Will improving tight junction and barrier function by manipulating the proportion of Ruminococcaceae lead to weight loss and weight gain inhibition? The answer is: it probably depends on diet. Cldn22 expression is decreased when the host consumes an HF diet, even in the absence of gut microorganisms. The HF diet-induced downregulation of Cldn22 expression is considerably greater than the decrease caused by gut microorganisms in a low-fat diet (Supplementary Fig. S3b). Thus, as long as the host consumes an HF diet, manipulating the proportion of Ruminococcaceae to suppress the downregulation of Cldn22 will not overcome the downregulation caused by fat intake; therefore, it will not inhibit weight gain. However, if the host diet mainly includes carbohydrates such as sucrose and starch and is low in fat, the decrease in Cldn22 expression caused by diet does not occur in the first place. Hence, if the downregulation of Cldn22 due to gut microorganisms is prevented by manipulating the proportion of Ruminococcaceae, it may be possible to inhibit weight gain. Accordingly, the extent to which the host dietary components alter both the abundance of intestinal microorganisms and host gene expression should be considered to appropriately judge their effect on host physiology.

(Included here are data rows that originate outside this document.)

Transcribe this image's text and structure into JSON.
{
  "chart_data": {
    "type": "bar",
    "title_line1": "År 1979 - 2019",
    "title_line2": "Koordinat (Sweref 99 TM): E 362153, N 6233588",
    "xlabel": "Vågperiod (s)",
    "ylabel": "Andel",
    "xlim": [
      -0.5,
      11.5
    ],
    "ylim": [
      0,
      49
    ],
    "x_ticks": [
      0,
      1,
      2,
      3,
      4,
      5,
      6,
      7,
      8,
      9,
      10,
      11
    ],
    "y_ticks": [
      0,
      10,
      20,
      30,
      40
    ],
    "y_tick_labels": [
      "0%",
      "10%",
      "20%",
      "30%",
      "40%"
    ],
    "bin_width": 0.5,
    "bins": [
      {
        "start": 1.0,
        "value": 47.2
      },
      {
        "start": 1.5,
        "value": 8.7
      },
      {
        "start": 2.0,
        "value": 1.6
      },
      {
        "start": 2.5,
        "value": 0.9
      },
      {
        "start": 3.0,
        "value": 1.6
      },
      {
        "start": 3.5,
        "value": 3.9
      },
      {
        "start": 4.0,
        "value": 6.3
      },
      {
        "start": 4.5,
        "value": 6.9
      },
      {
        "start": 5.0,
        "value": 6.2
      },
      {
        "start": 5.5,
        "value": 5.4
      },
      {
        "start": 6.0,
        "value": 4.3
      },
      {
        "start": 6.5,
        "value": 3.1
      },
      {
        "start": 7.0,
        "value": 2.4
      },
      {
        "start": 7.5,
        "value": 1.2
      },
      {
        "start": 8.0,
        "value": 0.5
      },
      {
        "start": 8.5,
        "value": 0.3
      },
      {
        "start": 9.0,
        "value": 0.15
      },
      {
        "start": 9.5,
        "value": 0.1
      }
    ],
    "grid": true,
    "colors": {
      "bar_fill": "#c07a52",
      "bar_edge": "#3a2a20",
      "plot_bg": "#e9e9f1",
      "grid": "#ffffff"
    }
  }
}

In this way, obesity-associated intestinal microorganisms can be identified and used for developing obesity prevention and intervention strategies.
In this study, we focused on all of the above. However, important questions remain regarding the direct causal link between Cldn22 and Ruminococcaceae. Future studies should examine this relationship in Cldn22 transgenic mice.